The annual US rabies surveillance report has been published in the latest edition of the Journal of the American Veterinary Medical Association (Blanton et al 2012). There’s not really anything earth-shattering in it, but it’s a good overview of the rabies diagnoses in the US from 2011. As always, it only provides a peek into rabies in wildlife (since only a small percentage of wildlife with rabies get diagnosed and reported) but numbers and trends in domestic animals, along with general wildlife data, provide useful information about the state of this virus in the US. Among the highlights:
- Rabies was diagnosed is 6031 animals and 6 people, from 49 states and Puerto Rico (Hawaii remains rabies-free). This is a 2% drop in animal cases from 2010, but I don’t put much stock in that because the numbers are weighted towards wlidlife cases, and it’s hard to have confidence in year-to-year numbers of rabid wild animals (because it’s so dependent on what actually gets tested).

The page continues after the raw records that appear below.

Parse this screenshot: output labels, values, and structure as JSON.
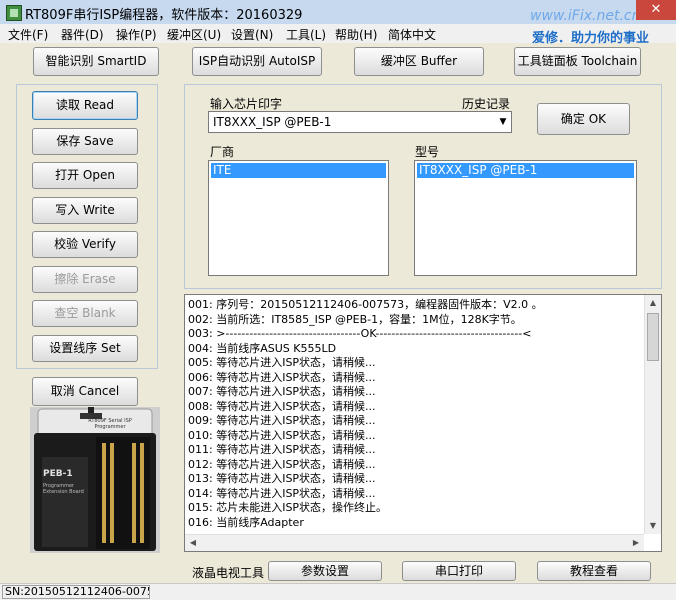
{
  "window": {
    "title": "RT809F串行ISP编程器，软件版本：20160329",
    "close_glyph": "✕"
  },
  "watermark": {
    "url": "www.iFix.net.cn",
    "slogan": "爱修．助力你的事业"
  },
  "menu": [
    "文件(F)",
    "器件(D)",
    "操作(P)",
    "缓冲区(U)",
    "设置(N)",
    "工具(L)",
    "帮助(H)",
    "简体中文"
  ],
  "toolbar": {
    "smartid": "智能识别 SmartID",
    "autoisp": "ISP自动识别 AutoISP",
    "buffer": "缓冲区 Buffer",
    "toolchain": "工具链面板 Toolchain"
  },
  "actions": {
    "read": "读取 Read",
    "save": "保存 Save",
    "open": "打开 Open",
    "write": "写入 Write",
    "verify": "校验 Verify",
    "erase": "擦除 Erase",
    "blank": "查空 Blank",
    "set_pinout": "设置线序 Set",
    "cancel": "取消 Cancel"
  },
  "chip": {
    "input_label": "输入芯片印字",
    "history_label": "历史记录",
    "value": "IT8XXX_ISP @PEB-1",
    "ok": "确定 OK",
    "vendor_label": "厂商",
    "model_label": "型号",
    "vendors": [
      "ITE"
    ],
    "models": [
      "IT8XXX_ISP @PEB-1"
    ]
  },
  "log": {
    "lines": [
      "001: 序列号：20150512112406-007573，编程器固件版本：V2.0 。",
      "002: 当前所选：IT8585_ISP @PEB-1，容量：1M位，128K字节。",
      "003: >----------------------------------OK-------------------------------------<",
      "004: 当前线序ASUS K555LD",
      "005: 等待芯片进入ISP状态，请稍候...",
      "006: 等待芯片进入ISP状态，请稍候...",
      "007: 等待芯片进入ISP状态，请稍候...",
      "008: 等待芯片进入ISP状态，请稍候...",
      "009: 等待芯片进入ISP状态，请稍候...",
      "010: 等待芯片进入ISP状态，请稍候...",
      "011: 等待芯片进入ISP状态，请稍候...",
      "012: 等待芯片进入ISP状态，请稍候...",
      "013: 等待芯片进入ISP状态，请稍候...",
      "014: 等待芯片进入ISP状态，请稍候...",
      "015: 芯片未能进入ISP状态，操作终止。",
      "016: 当前线序Adapter"
    ]
  },
  "bottom": {
    "lcd_tools_label": "液晶电视工具",
    "param_settings": "参数设置",
    "serial_print": "串口打印",
    "tutorial": "教程查看"
  },
  "statusbar": {
    "serial": "SN:20150512112406-0075"
  },
  "device": {
    "brand_text": "RT809F Serial ISP Programmer",
    "board_label": "PEB-1",
    "board_sub": "Programmer Extension Board"
  },
  "colors": {
    "title_bg": "#c6d9ef",
    "client_bg": "#ece9d8",
    "selection": "#3399ff",
    "close_red": "#c9473d"
  }
}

- The main wildlife species that are involved in maintaining the rabies virus in the US (reservoir species) continue to be raccoons, bats, skunks and foxes on the mainland, and mongooses in Puerto Rico. The relative importance of these species varies between regions.
- Raccoons were the most commonly affected species, accounting for 33% of all rabid animals reported. Other leading species were skunks (27%), bats (23%) and foxes (7%). Less common species included coyotes, bobcats, javelinas, deer, otters, mongooses, wolf hybrids, groundhogs and beavers.
- Cats were the leading domestic animal, with 303 diagnosed cases. Dogs came in next with 70, followed by cattle (65), horses (44), and goats and sheep (12). There were also single cases in a domestic bison and an alpaca.
- The six human cases represent the highest annual number of cases since 1994, if you exclude 2004 where four cases were associated with transplantation of organs from a single infected person. In a review of the 24 domestically-acquired human cases from 2002-2011, 88% were linked to bats.
- Three of the six 2011 human cases were acquired outside of the US; one each from Haiti, Afghanistan and Brazil – and all from dogs.
- Two of the three domestically-acquired cases were associated with bat contact. The source of the remaining case, an eight-year-old girl, is unknown, but contact with cats from a feral colony near the girl’s school is a possibility.
- 5/6 people with rabies died. That’s actually an impressive survival rate, since any survival is still a very noteworthy event when it comes to rabies. The survivor was the eight-year-old girl, and she apparently has suffered no longterm cognitive impairment.
Interestingly, we get a good synopsis of Canadian rabies data in this report too:
- 115 rabid animals were identified, with 92% being wild animals.
- There were three rabid livestock (two of which were horses) and six dogs and cats.
- No rabid raccoons were identified, continuing a trend started in 2009.
And regarding rabies in Mexico:
- 148 rabid animals were identified, mainly cattle (82%).
- Rabies was diagnosed in 20 dogs, with evidence that the canine rabies virus variant (which has been eliminated from Canada and the US) is circulating in some regions.
- There were three humans cases: two acquired from vampire bats and one from a skunk.